Additive Regulation of Adiponectin Expression by the Mediterranean Diet Olive Oil Components Oleic Acid and Hydroxytyrosol in Human Adipocytes (original) (raw)
Fig 5
Attenuation by HT and OA of TNF-α-induced inhibition of PPARγ expression and activity.
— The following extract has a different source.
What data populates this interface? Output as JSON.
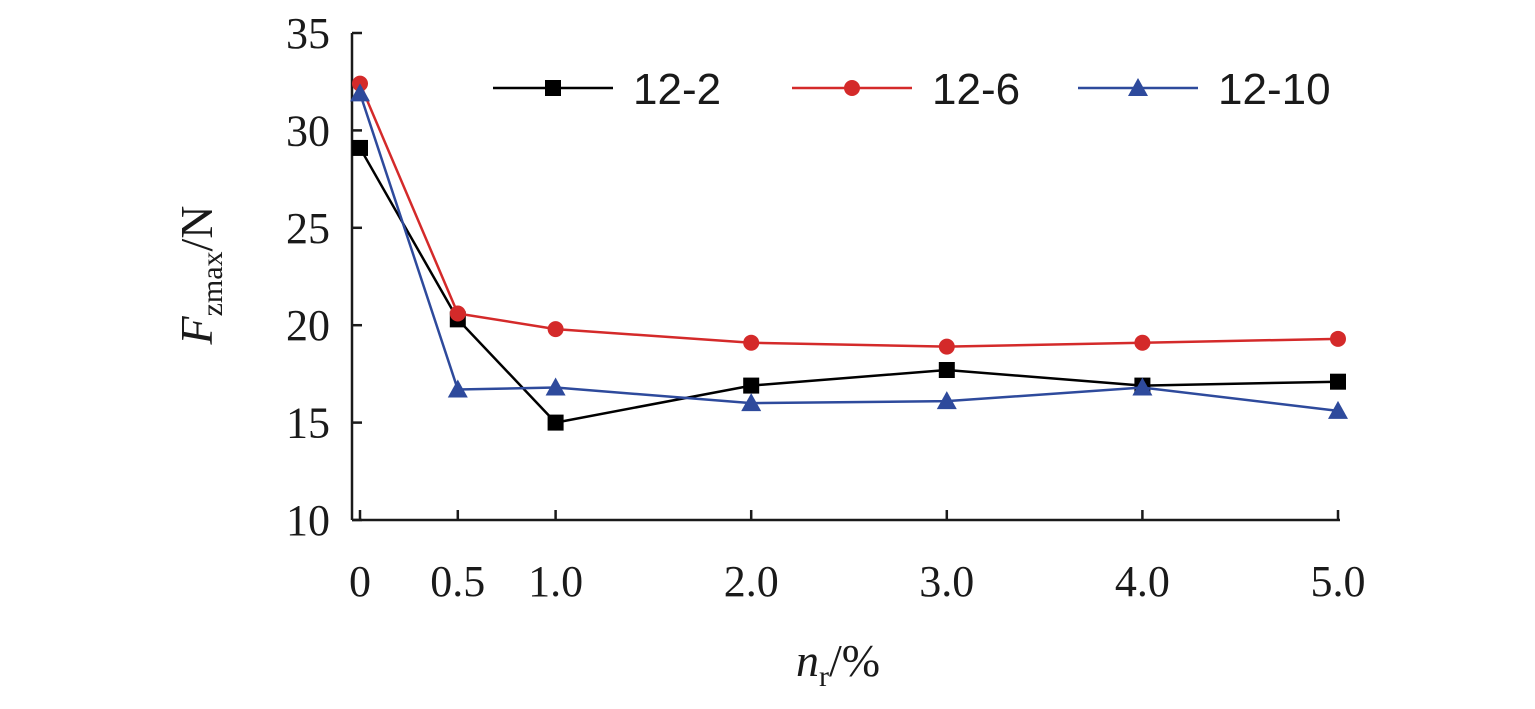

(A) SGBS cells were treated with 1 μmol/L HT, 10 μmol/L OA, or 1 μmol/L RSG in the absence or presence of the PPARγ antagonist GW9662 at 10 μmol/L (GW), and then stimulated with 10 ng/mL TNF-α for 24 h. Adiponectin levels in the culture medium were determined by ELISA, and expressed as percent of unstimulated control (CTL). Data are means ± SD (n = 3). #p<0.05 versus CTL. *p<0.05 versus TNF-α alone. †p<0.05 versus the compound-treated group without GW9662. (B) and (C) SGBS cells were treated with 1 μmol/L HT or 10 μmol/L OA before 10 ng/mL TNF-α stimulation for 24 h. (B) Whole-cell lysates were assayed by Western blotting using antibodies against PPARγ1, PPARγ2, and against β-actin, this last used as a loading control. Total PPARγ1 and PPARγ2 band intensities were normalized to β-actin, and are expressed as percent of unstimulated control (CTL). (C) Nuclear proteins were analyzed for PPARγ DNA-binding activity by ELISA as described in Methods. Data are expressed as percent of unstimulated control (CTL). (D) SGBS cells were treated with 1–10 μmol/L HT, or 10 μmol/L OA, or co-treated with OA + HT before 10 ng/mL TNF-α stimulation for 24 h. PPARγ mRNA levels were determined by qPCR and normalized to 18S RNA. Data are expressed as fold induction over unstimulated control (CTL). Bars represent means ± SD (n = 3). #p<0.05 versus CTL. *p<0.05 versus TNF-α. †p<0.05 versus each compound + TNF-α.